Progetto nel mirino dell’Anac, M5S chiede al Comune di Napoli lo stop di Monumentando

Il Comune ha affidato in maniera definita dall’Autorità anti corruzione non consona alle normative vigenti 27 monumenti

Il Movimento 5 Stelle ha chiesto alla giunta comunale di Napoli di sospendere l’esecuzione del progetto “Monumentando”, il progetto per la realizzazione dei restauri di 27 monumenti cittadini tramite sponsorizzazioni e pubblicità. Un progetto finito nell’occhio del ciclone e sul tavolo dell’Autorità Anticorruzione diretta da Raffaele Cantone. La scelta dello sponsor (contraente) è avvenuta tramite gara mediante procedura aperta da aggiudicarsi con il criterio dell’offerta economicamente più vantaggiosa ed ammettendo alla partecipazione imprese produttrici di beni e servizi, persone fisiche, enti, associazioni, società e agenzie di intermediazione pubblicitaria. Alle Sovrintendenze di riferimento è stata affidata l’Alta sorveglianza. Il Comune di Napoli dovrebbe svolgere compiti di vigilanza sulla corretta esecuzione dei lavori tramite sopralluoghi e controlli sull’andamento dei lavori e sullo stato di avanzamento dell’opera. Quale corrispettivo riconosciuto per l’esecuzione della prestazione, l’Amministrazione comunale ha autorizzato l’utilizzo di ponteggi per l’allestimento di spazi pubblicitari, da installare a spese e cura dello sponsor.

 

 

“L’Anac ha fatto diverse contestazioni, le anomalie e le irregolarità sono innumerevoli – afferma Matteo Brambilla capogruppo consiliare del Movimento 5 Stelle – innanzitutto la struttura del contratto ovvero non è un accordo tra il Comune e uno sponsor puro, ma è una concessione di spazi pubblicitari – aggiunge Brambilla – L’azienda, infatti si dovrebbe accollare l’onere di pagare i lavori ottenendo in cambio di mettere il proprio nome a fianco delle opere da restaurare, mentre in questo caso l’azienda non pubblicizza se stessa ma vende la pubblicità.
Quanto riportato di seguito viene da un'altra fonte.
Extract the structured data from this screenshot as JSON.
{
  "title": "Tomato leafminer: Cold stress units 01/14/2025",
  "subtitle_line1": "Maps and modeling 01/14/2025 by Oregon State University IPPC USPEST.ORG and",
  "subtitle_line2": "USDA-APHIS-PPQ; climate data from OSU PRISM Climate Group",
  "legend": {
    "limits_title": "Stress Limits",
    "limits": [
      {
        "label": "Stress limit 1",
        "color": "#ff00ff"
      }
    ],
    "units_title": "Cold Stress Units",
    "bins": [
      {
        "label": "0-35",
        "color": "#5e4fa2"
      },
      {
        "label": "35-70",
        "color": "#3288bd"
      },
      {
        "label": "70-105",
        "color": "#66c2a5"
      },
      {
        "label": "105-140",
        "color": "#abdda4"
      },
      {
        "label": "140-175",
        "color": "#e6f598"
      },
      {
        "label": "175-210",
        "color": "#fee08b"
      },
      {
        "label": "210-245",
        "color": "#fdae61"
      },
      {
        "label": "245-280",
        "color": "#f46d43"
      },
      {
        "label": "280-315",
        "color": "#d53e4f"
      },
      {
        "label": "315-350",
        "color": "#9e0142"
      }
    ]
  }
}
Inoltre nel regolamento comunale sulle sponsorizzazioni beni monumentali c’è scritto che il comune non favorisce forme di mera intermediazione tra sponsor ed esecutore dei lavori, giusto il contrario del progetto monumentando”. E non finisce qui. “Non viene inoltre dato peso economico all’esposizione pubblicitaria che viene offerta all’azienda e il comune non trae quindi benefici economici che vanno solo all’azienda – evidenzia Brambilla – Importante segnalare che la firma ufficiale al contratto avviene solo dopo due anni dal bando, nonostante gli interventi fossero effettuati “in urgenza” peraltro causata dai ritardi del comune”. Dunque il progetto andrebbe contro le leggi (decreto ministeriale del 19 dicembre 2012 e decreto legislativo 42 del 2004) che vietano la pubblicità sui monumenti se copre più del 50% della superficie del monumento, e che la pubblicità stessa sia visibile solo per il periodo dei lavori e non anche per il tempo della progettazione, come avvenuto per monumentando.

 

 

“Sulle ditte esecutrici dei lavori è sorto più di un dubbio circa la loro qualifica – continua ancora Brambilla – Una ditta pare fosse priva di dipendenti all’affidamento. Non ultimo il problema ribasso lavori che è arrivato anche al 70% contro il limite del 20% segnalato dall’Anac – sottolinea Brambilla – Con ovvie ripercussioni sulla qualità e bontà degli interventi di restauro”. A quanto pare, il collaudo è stato affidato alla stessa ditta che ha effettuato il restauro, senza possibilità quindi di verifica da parte di un terzo dei lavori fatti. “Aggiungiamo che con un periodo lunghissimo la società “Uno Outdoor srl, società aggiudicatrice di fatto è diventata quasi l’unica società di pubblicità a Napoli, sancendo di fatto un monopolio” – denuncia Brambilla. Il Comune ha affidato in maniera definita dall’Anac non consona alle normative vigenti ben 27 monumenti che sono patrimonio di tutti i cittadini napoletani. La società affidataria aveva un capitale sociale di soli 20 mila euro a fronte di un business monumentando di decine di milioni di euro – Conclude Brambilla – Riteniamo sia il caso che l’amministrazione comunale di Palazzo San Giacomo sospenda il progetto Monumentando. Un’amministrazione che ha fatto del rispetto della legalità una battaglia politica e una ragione d’essere non può permettersi di andare avanti contro le regole con questo progetto”.